1、预先知识学习
1、偏差与方差概念
直观看:红心是真实值,蓝色点是预测值
2、训练集、验证集、测试集概念
2、题目
题目:利用水库水位变化预测大坝的出水量
3、解题
第一步:尝试拟合出一条训练好的线性回归
1、引入数据:
data = sio.loadmat(path)
print(data.keys())
2、分别构造训练集、验证集、测试集
#训练集
X_train,y_train = data['X'],data['y']
print(X_train.shape,y_train.shape)
#验证集
X_val,y_val = data['Xval'],data['yval']
print(X_val.shape,y_val.shape)
#测试集
X_test,y_test = data['Xtest'],data['ytest']
print(X_test.shape,y_test.shape)
3、对上述三者加入偏置项
#X插入偏置项
X_train = np.insert(X_train,0,values=1,axis=1)
X_val = np.insert(X_val,0,values=1,axis=1)
X_test = np.insert(X_test,0,values=1,axis=1)
4、绘制散点图,数据可视化
#数据可视化
def plot_data(X_train,y_train):
fig, ax = plt.subplots()
ax.scatter(X_train[:,1],y_train)
ax.set(xlabel='change in water level(x)',
ylabel='water flowing out og the dam(y)')
# plt.show()
plot_data(X_train,y_train)
5、建立带有正则化的损失函数
def reg_cost(theta, X, y, lamda):
cost = np.sum(np.power((X @ theta - y.flatten()), 2))

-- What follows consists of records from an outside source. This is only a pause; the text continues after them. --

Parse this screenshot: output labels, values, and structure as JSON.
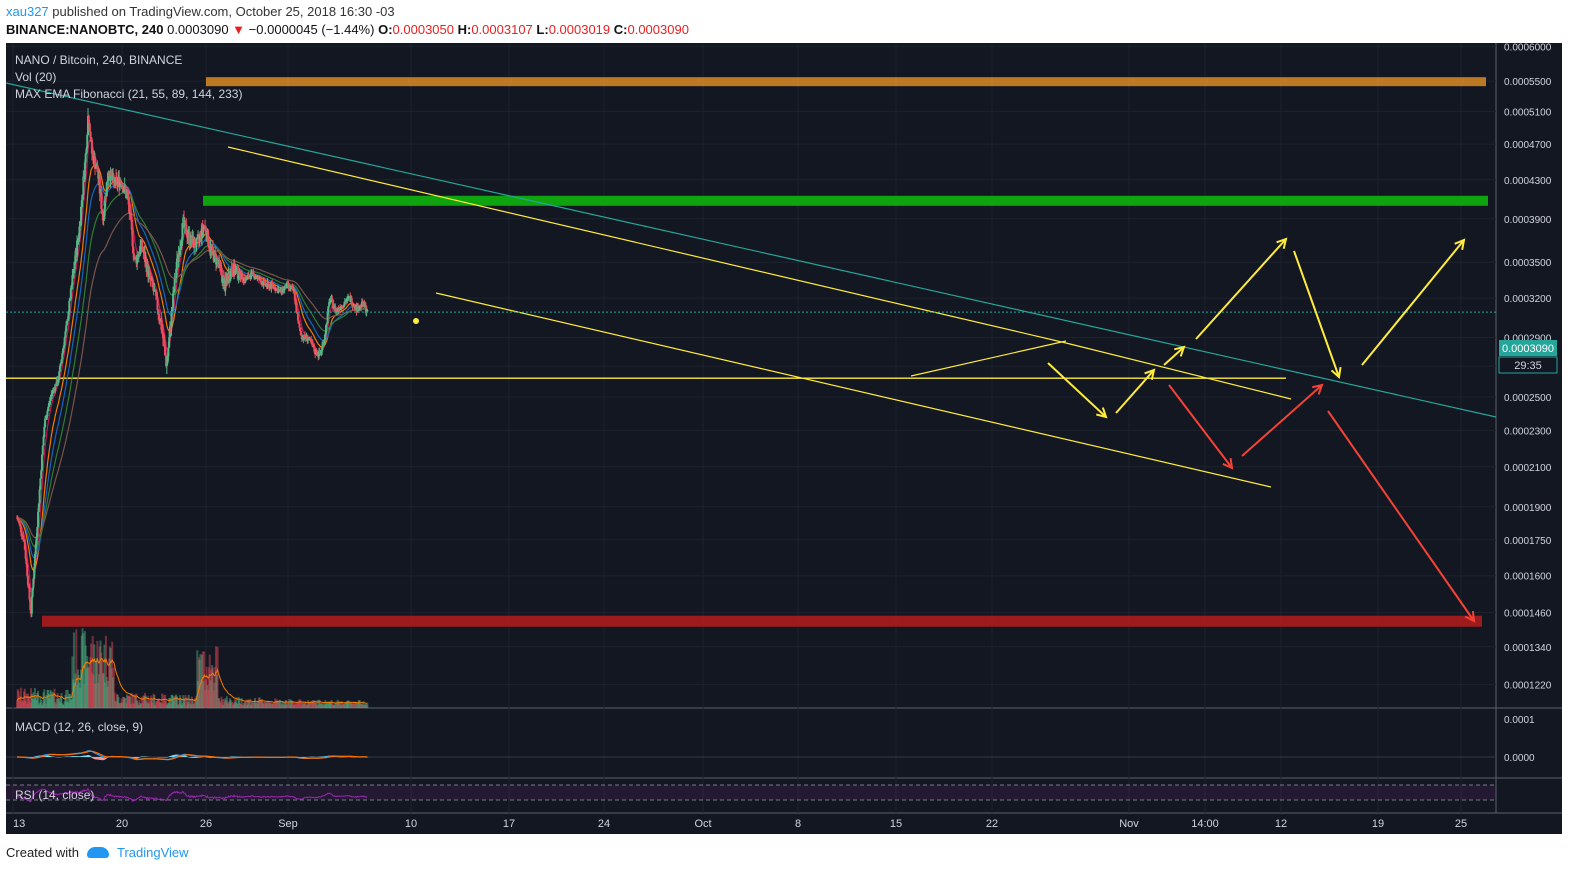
{
  "header": {
    "author": "xau327",
    "published_text": "published on TradingView.com, October 25, 2018 16:30 -03",
    "symbol": "BINANCE:NANOBTC, 240",
    "last": "0.0003090",
    "change_arrow": "▼",
    "change": "−0.0000045 (−1.44%)",
    "o_label": "O:",
    "o": "0.0003050",
    "h_label": "H:",
    "h": "0.0003107",
    "l_label": "L:",
    "l": "0.0003019",
    "c_label": "C:",
    "c": "0.0003090"
  },
  "legend": {
    "title": "NANO / Bitcoin, 240, BINANCE",
    "vol": "Vol (20)",
    "ema": "MAX EMA Fibonacci (21, 55, 89, 144, 233)",
    "macd": "MACD (12, 26, close, 9)",
    "rsi": "RSI (14, close)"
  },
  "colors": {
    "background": "#131722",
    "up": "#53b987",
    "down": "#eb4d5c",
    "resistance": "#f59a23",
    "support_green": "#0fa30f",
    "support_red": "#b71c1c",
    "trend": "#ffeb3b",
    "teal_trend": "#26a69a",
    "ema21": "#c2185b",
    "ema55": "#f57c00",
    "ema89": "#1565c0",
    "ema144": "#2e7d32",
    "ema233": "#795548",
    "rsi": "#9c27b0",
    "projection_up": "#ffeb3b",
    "projection_down": "#f44336"
  },
  "price_badge": {
    "value": "0.0003090",
    "timer": "29:35"
  },
  "chart_data": {
    "type": "candlestick",
    "x_axis_labels": [
      "13",
      "20",
      "26",
      "Sep",
      "10",
      "17",
      "24",
      "Oct",
      "8",
      "15",
      "22",
      "Nov",
      "14:00",
      "12",
      "19",
      "25"
    ],
    "y_axis_labels": [
      "0.0006000",
      "0.0005500",
      "0.0005100",
      "0.0004700",
      "0.0004300",
      "0.0003900",
      "0.0003500",
      "0.0003200",
      "0.0002900",
      "0.0002700",
      "0.0002500",
      "0.0002300",
      "0.0002100",
      "0.0001900",
      "0.0001750",
      "0.0001600",
      "0.0001460",
      "0.0001340",
      "0.0001220"
    ],
    "y_scale": "log",
    "ylim": [
      0.000115,
      0.000605
    ],
    "last_price": 0.000309,
    "price_path": [
      [
        0.0,
        0.000185
      ],
      [
        0.5,
        0.000175
      ],
      [
        1.0,
        0.000145
      ],
      [
        1.5,
        0.000185
      ],
      [
        2.0,
        0.000235
      ],
      [
        2.5,
        0.000252
      ],
      [
        3.0,
        0.000262
      ],
      [
        3.6,
        0.0003
      ],
      [
        4.0,
        0.000335
      ],
      [
        4.5,
        0.00038
      ],
      [
        4.95,
        0.000455
      ],
      [
        5.15,
        0.00051
      ],
      [
        5.4,
        0.00046
      ],
      [
        5.8,
        0.00044
      ],
      [
        6.2,
        0.00039
      ],
      [
        6.6,
        0.00044
      ],
      [
        7.0,
        0.000425
      ],
      [
        7.5,
        0.00043
      ],
      [
        8.0,
        0.00041
      ],
      [
        8.5,
        0.00035
      ],
      [
        9.0,
        0.000365
      ],
      [
        9.5,
        0.00034
      ],
      [
        10.0,
        0.00032
      ],
      [
        10.4,
        0.0003
      ],
      [
        10.8,
        0.00027
      ],
      [
        11.0,
        0.00029
      ],
      [
        11.5,
        0.000345
      ],
      [
        12.0,
        0.000385
      ],
      [
        12.5,
        0.00037
      ],
      [
        13.0,
        0.000365
      ],
      [
        13.5,
        0.000385
      ],
      [
        14.0,
        0.00036
      ],
      [
        14.5,
        0.00035
      ],
      [
        15.0,
        0.00033
      ],
      [
        15.5,
        0.000345
      ],
      [
        16.0,
        0.00034
      ],
      [
        16.5,
        0.000335
      ],
      [
        17.0,
        0.00034
      ],
      [
        17.5,
        0.000335
      ],
      [
        18.0,
        0.00033
      ],
      [
        18.5,
        0.00033
      ],
      [
        19.0,
        0.000325
      ],
      [
        19.5,
        0.00033
      ],
      [
        20.0,
        0.000325
      ],
      [
        20.3,
        0.0003
      ],
      [
        20.6,
        0.00029
      ],
      [
        21.0,
        0.00029
      ],
      [
        21.5,
        0.00028
      ],
      [
        21.9,
        0.000278
      ],
      [
        22.2,
        0.00029
      ],
      [
        22.6,
        0.00032
      ],
      [
        23.0,
        0.00031
      ],
      [
        23.5,
        0.000315
      ],
      [
        24.0,
        0.00032
      ],
      [
        24.5,
        0.000312
      ],
      [
        25.0,
        0.000315
      ],
      [
        25.3,
        0.000309
      ]
    ],
    "x_days_per_label": {
      "13": 0,
      "20": 7,
      "26": 13,
      "Sep": 19,
      "10": 28,
      "17": 35,
      "24": 42,
      "Oct": 49,
      "8": 56,
      "15": 63,
      "22": 70,
      "Nov": 80
    },
    "horizontal_levels": [
      {
        "name": "resistance-orange",
        "price": 0.00055
      },
      {
        "name": "resistance-green",
        "price": 0.000408
      },
      {
        "name": "support-yellow",
        "price": 0.000262
      },
      {
        "name": "support-red",
        "price": 0.000143
      }
    ]
  }
}
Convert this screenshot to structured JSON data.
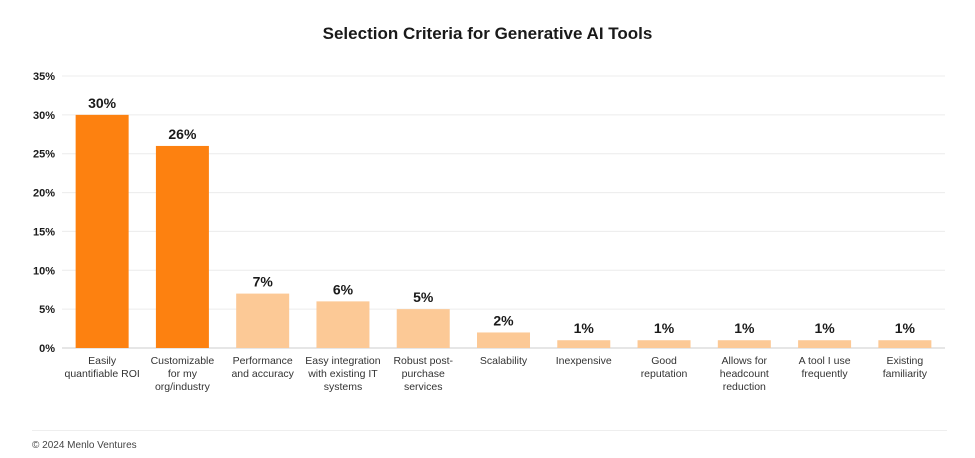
{
  "chart_data": {
    "type": "bar",
    "title": "Selection Criteria for Generative AI Tools",
    "xlabel": "",
    "ylabel": "",
    "ylim": [
      0,
      35
    ],
    "yticks": [
      0,
      5,
      10,
      15,
      20,
      25,
      30,
      35
    ],
    "ytick_labels": [
      "0%",
      "5%",
      "10%",
      "15%",
      "20%",
      "25%",
      "30%",
      "35%"
    ],
    "grid": true,
    "categories": [
      [
        "Easily",
        "quantifiable ROI"
      ],
      [
        "Customizable",
        "for my",
        "org/industry"
      ],
      [
        "Performance",
        "and accuracy"
      ],
      [
        "Easy integration",
        "with existing IT",
        "systems"
      ],
      [
        "Robust post-",
        "purchase",
        "services"
      ],
      [
        "Scalability"
      ],
      [
        "Inexpensive"
      ],
      [
        "Good",
        "reputation"
      ],
      [
        "Allows for",
        "headcount",
        "reduction"
      ],
      [
        "A tool I use",
        "frequently"
      ],
      [
        "Existing",
        "familiarity"
      ]
    ],
    "values": [
      30,
      26,
      7,
      6,
      5,
      2,
      1,
      1,
      1,
      1,
      1
    ],
    "value_labels": [
      "30%",
      "26%",
      "7%",
      "6%",
      "5%",
      "2%",
      "1%",
      "1%",
      "1%",
      "1%",
      "1%"
    ],
    "colors": {
      "highlight": "#fd8110",
      "muted": "#fcc996",
      "grid": "#ececec",
      "axis": "#cccccc"
    },
    "highlight_count": 2
  },
  "footer": {
    "copyright": "© 2024 Menlo Ventures"
  }
}
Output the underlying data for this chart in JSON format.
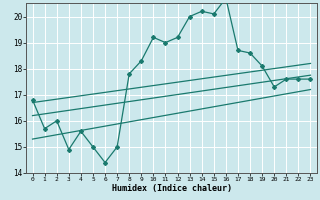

reg = theta[1:] @ theta[1:] * lamda
return (cost + reg) / (2 * len(X))
#验证
theta = np.ones(X_train.shape[1])
lamda = 1
print(reg_cost(theta,X_train,y_train,lamda))
6、建立带有正则化的梯度函数
#梯度
def reg_gradient(theta,X,y,lamda):
grad = (X@theta-y.flatten())@X
reg = lamda*theta
reg[0]=0
return (grad+reg)/(len(X))
print(reg_gradient(theta,X_train,y_train,lamda))
7、对函数进行训练、优化
#进行训练,优化
def train_model(X,y,lamda):
theta = np.ones(X.shape[1])
res = so.minimize(fun=reg_cost,
x0=theta,
args=(X,y,lamda),
jac=reg_gradient,
method='TNC')
return res.x
theta_final = train_model(X_train,y_train,lamda=0)
8、可视化优化之后的情况
#进行训练,优化
def train_model(X,y,lamda):
theta = np.ones(X.shape[1])
res = so.minimize(fun=reg_cost,
x0=theta,
args=(X,y,lamda),
jac=reg_gradient,
method='TNC')
return res.x
theta_final = train_model(X_train,y_train,lamda=0)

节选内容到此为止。